The band and a crowd of more than 2,000, some holding balloons and signs decked out with welcome messages and American flags, met at Midway Airport on Wednesday night to cheer on War World II veterans returning from a trip to see the WWII memorial in Washington D.C., sponsored by non-profit group Chicago Honor Flight.
"They never got a welcome home," said Chicago Honor Flight volunteer of four years and Oak Park resident Connie Henderson-Damon. "Like my Dad. When he got back from the war, he got on the train in California and took the train to rural Kansas, got off the train and that was it."
Wednesday's flight was one of eight flights that left Chicago this year. Each flight cost the non-profit $55,000, money that comes mostly from fundraisers, said Henderson-Damon.
The 92 veterans, including two women, who went on the Honor Flight did not know they would receive such a warm welcome.
"They are so unassuming," said Henderson-Damon, "They just say 'I did what I needed to do.'"
Former Oak Park Village President Jim McClure, 93, was one of the veterans on board yesterday's flight. Standing among the crowd ready to greet him were 17 Boy Scouts from Troop 16, sponsored by First United Church of Oak Park, the same troop McClure belonged to in the 1930s, said leader Terry Dutton.
In spite of the government shutdown that began Tuesday, veterans were allowed to see the memorial erected in their honor.

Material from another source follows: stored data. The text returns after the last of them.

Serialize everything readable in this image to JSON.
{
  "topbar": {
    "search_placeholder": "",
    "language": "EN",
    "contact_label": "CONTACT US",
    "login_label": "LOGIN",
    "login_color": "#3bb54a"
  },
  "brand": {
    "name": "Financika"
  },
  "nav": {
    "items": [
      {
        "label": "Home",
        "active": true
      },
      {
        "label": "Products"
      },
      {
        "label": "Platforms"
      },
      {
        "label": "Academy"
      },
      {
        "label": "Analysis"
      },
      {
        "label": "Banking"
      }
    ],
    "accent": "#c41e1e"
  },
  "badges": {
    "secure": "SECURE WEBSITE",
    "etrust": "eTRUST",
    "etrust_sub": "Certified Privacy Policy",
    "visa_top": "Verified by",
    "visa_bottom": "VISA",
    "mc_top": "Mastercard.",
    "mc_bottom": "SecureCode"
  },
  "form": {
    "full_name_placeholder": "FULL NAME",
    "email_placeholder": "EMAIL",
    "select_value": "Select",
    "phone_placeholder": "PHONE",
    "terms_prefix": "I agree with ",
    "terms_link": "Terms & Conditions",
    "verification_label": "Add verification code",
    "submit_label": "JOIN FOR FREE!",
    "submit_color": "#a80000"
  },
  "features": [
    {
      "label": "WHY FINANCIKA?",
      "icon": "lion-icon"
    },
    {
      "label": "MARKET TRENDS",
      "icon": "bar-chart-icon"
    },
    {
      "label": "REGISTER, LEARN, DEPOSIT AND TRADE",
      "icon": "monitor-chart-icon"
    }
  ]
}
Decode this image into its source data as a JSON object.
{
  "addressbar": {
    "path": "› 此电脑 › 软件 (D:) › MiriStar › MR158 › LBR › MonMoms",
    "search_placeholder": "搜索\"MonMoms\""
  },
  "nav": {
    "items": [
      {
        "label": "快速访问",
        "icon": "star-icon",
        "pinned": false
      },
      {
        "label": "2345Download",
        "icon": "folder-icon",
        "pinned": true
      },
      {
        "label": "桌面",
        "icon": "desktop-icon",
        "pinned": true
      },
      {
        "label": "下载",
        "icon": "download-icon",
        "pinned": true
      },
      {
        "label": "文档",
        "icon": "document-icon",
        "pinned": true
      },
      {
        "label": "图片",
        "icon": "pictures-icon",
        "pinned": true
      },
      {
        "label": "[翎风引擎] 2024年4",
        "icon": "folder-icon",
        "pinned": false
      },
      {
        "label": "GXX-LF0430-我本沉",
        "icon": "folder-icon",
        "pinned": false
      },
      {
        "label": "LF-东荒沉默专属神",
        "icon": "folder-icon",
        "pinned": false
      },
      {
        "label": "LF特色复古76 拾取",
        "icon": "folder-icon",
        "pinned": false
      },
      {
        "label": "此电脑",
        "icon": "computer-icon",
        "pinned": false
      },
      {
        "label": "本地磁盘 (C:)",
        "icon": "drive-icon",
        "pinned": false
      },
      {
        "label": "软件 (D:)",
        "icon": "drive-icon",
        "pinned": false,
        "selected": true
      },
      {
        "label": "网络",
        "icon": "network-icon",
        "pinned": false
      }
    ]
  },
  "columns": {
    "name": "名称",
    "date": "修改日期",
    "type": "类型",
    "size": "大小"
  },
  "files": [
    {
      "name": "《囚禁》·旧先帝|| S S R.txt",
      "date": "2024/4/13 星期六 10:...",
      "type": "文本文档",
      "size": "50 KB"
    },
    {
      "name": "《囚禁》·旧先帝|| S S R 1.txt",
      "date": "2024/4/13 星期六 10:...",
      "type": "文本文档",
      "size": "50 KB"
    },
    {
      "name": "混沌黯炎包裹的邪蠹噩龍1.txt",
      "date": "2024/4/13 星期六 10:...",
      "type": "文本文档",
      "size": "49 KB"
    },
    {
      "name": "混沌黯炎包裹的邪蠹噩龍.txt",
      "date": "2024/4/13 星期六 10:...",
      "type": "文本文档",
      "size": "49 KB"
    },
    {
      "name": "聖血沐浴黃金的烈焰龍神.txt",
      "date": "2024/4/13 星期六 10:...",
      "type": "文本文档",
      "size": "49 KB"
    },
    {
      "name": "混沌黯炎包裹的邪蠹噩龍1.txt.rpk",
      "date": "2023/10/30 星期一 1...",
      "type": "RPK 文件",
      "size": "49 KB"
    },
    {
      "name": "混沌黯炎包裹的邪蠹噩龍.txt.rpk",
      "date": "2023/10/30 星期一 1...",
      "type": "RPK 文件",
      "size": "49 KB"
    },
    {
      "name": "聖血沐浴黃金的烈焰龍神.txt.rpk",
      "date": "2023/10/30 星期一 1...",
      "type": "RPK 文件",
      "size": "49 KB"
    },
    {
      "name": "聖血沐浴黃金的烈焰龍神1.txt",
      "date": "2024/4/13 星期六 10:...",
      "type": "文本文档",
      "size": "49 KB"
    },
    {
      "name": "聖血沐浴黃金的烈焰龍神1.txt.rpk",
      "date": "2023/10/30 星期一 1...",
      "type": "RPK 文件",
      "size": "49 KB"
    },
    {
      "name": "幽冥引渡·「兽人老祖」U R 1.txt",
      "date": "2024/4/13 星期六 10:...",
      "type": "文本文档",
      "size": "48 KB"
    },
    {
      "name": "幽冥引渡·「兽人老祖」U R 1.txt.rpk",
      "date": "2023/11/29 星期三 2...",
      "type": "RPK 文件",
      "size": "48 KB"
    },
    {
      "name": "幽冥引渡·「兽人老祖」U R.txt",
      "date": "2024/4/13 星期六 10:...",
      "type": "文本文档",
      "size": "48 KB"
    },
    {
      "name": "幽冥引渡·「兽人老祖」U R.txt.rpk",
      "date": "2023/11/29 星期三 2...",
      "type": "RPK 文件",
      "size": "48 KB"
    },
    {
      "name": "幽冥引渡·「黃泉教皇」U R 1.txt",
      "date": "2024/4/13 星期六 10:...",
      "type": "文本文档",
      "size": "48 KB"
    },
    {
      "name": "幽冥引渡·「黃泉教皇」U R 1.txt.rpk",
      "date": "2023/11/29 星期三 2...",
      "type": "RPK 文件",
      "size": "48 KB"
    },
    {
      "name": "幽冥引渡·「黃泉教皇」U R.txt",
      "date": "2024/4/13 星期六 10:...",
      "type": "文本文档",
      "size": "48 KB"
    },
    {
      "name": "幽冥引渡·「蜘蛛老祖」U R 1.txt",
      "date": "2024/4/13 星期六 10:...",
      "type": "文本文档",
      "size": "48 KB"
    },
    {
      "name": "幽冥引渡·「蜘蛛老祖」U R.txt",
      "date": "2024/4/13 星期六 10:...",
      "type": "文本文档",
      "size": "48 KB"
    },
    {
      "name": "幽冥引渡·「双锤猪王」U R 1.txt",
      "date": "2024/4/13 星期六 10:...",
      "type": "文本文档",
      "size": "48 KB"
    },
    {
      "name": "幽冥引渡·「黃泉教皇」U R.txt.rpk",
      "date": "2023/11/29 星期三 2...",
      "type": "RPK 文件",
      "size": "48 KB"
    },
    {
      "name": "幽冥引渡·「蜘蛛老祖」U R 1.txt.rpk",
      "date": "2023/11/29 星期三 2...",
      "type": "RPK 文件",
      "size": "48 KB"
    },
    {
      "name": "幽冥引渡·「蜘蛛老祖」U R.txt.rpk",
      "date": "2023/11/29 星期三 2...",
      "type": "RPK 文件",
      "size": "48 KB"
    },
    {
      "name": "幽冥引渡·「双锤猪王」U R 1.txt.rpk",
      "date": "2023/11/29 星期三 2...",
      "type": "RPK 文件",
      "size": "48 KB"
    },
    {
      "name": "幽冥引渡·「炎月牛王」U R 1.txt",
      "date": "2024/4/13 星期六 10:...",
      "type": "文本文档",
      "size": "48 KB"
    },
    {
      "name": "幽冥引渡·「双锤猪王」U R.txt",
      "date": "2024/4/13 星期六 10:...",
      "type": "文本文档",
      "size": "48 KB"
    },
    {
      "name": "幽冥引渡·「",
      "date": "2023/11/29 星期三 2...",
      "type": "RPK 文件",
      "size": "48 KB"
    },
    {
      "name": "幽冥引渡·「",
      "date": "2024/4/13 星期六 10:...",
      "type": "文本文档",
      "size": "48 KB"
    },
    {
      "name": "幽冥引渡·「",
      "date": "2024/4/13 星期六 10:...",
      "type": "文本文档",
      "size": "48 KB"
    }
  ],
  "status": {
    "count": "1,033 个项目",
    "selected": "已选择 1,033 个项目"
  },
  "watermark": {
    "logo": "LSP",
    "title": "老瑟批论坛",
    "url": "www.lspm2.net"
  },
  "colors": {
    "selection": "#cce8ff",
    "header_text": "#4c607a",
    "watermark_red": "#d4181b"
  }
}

McClure wasn't the only longtime Oak Parker to take the flight to Washington D.C. and back last week. Joe Massura also was on hand. Massura fought in North Africa and then landed in southern France.
"We walked right in," he recalled. "Can you believe that? Hitler was busy elsewhere."
Massura was moved by their visit to the Tomb of the Unknown Soldier because "it represented all those who didn't make it back home."
And speaking of coming back home, he found landing at Midway the most moving part of all.
"There must have been over a thousand people lined up to shake our hands," he said. "It was unbelievable."